Weil Mark Twain für seine Autobiografie vermutlich eine nichtlineare Struktur anstrebte, oder auch deshalb, weil er uns eher über seinen Zigarrengeschmack aufklären will, als über seinen Lebensweg, kämpft man sich streckenweise indigniert durch ein amüsant-wüstes Potpourri. Die Florentiner Aufzeichnungen machen müde. Aber nach knapp 100 Seiten beginnen die New Yorker Diktate und die Autobiografie gewinnt an Leben.
Es ist lehrreich zu lesen, dass die Stimmabgabe bei der Präsidentenwahl in den Vereinigten Staaten um 1880 ähnlich ablief, wie 1980 bei den Volkskammerwahlen in der DDR. Sie war öffentlich. Jeder Zuschauer konnte sehen, wen man wählte, denn Demokratie muss transparent sein. Wenn dann die Gemeinde dem Gruppenzwang gehorchend republikanisch votierte, der Geistliche aber demokratisch, konnte er ziemlich sicher sein, anschließend von ihr abgesetzt zu werden. Solche Anekdoten machen den Unterhaltungswert einer Autobiografie aus.

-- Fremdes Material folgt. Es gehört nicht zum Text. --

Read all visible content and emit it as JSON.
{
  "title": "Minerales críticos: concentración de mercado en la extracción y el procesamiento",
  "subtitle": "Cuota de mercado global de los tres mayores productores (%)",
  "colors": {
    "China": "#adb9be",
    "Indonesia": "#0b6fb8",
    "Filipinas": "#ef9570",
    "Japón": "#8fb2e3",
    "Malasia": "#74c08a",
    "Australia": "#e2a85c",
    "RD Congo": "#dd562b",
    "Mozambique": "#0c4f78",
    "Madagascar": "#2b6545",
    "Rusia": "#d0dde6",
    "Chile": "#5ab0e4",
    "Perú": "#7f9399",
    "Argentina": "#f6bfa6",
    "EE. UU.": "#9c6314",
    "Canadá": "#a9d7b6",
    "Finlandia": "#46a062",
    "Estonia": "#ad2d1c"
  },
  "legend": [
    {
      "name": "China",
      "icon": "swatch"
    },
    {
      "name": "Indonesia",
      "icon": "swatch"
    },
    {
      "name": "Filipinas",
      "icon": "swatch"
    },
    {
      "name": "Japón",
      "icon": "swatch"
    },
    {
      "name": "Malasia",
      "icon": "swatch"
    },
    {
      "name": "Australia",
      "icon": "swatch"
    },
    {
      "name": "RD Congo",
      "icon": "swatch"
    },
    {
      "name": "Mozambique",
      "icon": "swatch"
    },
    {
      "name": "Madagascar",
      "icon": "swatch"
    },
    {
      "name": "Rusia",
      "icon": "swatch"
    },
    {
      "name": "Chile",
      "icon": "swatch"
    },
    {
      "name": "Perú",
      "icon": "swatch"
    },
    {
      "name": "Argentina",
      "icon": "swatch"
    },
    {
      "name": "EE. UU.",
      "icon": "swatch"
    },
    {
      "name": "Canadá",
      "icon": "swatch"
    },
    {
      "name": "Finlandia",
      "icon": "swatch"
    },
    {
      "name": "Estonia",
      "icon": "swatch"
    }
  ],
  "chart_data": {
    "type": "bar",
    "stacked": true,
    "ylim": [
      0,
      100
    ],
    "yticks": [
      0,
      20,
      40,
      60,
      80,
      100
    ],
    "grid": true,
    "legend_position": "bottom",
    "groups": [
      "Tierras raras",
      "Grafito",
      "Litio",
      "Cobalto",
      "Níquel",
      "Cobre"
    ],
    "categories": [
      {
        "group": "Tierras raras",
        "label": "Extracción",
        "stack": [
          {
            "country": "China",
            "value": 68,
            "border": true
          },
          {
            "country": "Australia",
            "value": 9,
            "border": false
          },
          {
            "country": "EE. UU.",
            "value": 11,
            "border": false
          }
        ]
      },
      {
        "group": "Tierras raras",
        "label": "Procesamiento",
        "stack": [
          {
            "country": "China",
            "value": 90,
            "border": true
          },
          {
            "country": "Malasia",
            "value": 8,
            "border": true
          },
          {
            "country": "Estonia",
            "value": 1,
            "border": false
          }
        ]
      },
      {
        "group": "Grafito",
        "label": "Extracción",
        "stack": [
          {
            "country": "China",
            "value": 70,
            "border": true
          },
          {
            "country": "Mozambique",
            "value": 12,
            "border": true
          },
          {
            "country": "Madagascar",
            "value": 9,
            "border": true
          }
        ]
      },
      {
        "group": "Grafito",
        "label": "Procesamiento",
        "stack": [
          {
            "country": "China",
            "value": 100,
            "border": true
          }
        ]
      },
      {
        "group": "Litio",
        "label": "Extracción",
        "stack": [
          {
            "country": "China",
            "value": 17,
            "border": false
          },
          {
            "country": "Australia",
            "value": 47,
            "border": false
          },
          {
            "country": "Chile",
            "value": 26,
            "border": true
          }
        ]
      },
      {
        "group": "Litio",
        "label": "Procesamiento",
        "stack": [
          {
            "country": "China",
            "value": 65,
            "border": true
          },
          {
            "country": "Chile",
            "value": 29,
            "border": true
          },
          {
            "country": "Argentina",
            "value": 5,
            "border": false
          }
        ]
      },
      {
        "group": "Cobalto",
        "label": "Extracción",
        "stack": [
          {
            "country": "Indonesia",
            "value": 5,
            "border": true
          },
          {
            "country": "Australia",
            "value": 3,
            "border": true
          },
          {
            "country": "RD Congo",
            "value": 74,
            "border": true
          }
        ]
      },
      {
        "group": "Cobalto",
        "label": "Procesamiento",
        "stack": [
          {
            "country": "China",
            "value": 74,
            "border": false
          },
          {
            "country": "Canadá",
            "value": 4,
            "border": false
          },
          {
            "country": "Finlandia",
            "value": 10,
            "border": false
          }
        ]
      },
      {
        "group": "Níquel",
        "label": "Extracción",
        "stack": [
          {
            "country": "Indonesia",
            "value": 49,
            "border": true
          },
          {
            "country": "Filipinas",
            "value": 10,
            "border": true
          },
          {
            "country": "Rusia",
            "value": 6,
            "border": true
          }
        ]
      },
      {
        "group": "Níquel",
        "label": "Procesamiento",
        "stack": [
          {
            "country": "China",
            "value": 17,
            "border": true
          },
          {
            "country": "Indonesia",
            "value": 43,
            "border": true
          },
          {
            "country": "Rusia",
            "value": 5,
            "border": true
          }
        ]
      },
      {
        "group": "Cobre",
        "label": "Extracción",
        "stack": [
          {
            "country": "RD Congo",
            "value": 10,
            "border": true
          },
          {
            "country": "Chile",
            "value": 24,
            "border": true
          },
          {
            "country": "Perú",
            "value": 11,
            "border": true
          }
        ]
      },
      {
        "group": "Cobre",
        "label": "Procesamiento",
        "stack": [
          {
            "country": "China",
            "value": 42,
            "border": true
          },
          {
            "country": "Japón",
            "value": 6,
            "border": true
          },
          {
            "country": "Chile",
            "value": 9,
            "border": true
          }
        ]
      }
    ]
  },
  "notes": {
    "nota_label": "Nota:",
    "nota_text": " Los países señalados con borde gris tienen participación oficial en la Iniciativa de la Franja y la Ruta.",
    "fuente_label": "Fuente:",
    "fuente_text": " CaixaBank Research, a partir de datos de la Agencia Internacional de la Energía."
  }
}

Wie kommt es nun dazu, dass dieses Halbfertigprodukt in den Staaten angeblich begeistert aufgenommen und im Erscheinungsjahr 2010 über eine halbe Million Mal gekauft wurde? Das ist einfach zu erklären. Zum einen sind E-Books in den USA anders als in Deutschland erheblich billiger als gedruckte Bücher. Und außerdem ist Mark Twain integraler Bestandteil des amerikanischen nation building, welches sich dem Sezessionskrieg anschloss. Z. B. darf man vermuten, dass sich die US-amerikanische Leserschaft der Gegenwart, gut vorbereitet durch Hollywood und die Highschool, für Mark Twains ausführlichen Bericht über seine Bekanntschaft mit den Generalen Ulysses Simpson Grant und William Tecumseh Sherman brennend interessiert.
Gesetzt dagegen, es fände sich eine Autobiografie Wilhelm Buschs, aus der hervorginge, dass er mit Moltke und Roon befreundet war, so würde sich die Begeisterung der hiesigen LeserInnen vergleichsweise in Grenzen halten, weil die deutsche Geschichte seit der Reichsgründung bis zur Wiedervereinigung negativ assoziiert wird.
Die geheime Autobiografie ist der ideale Lesestoff für ausgepichte Mark-Twain-Fans und eine trübe Quelle zur nordamerikanischen Geschichte.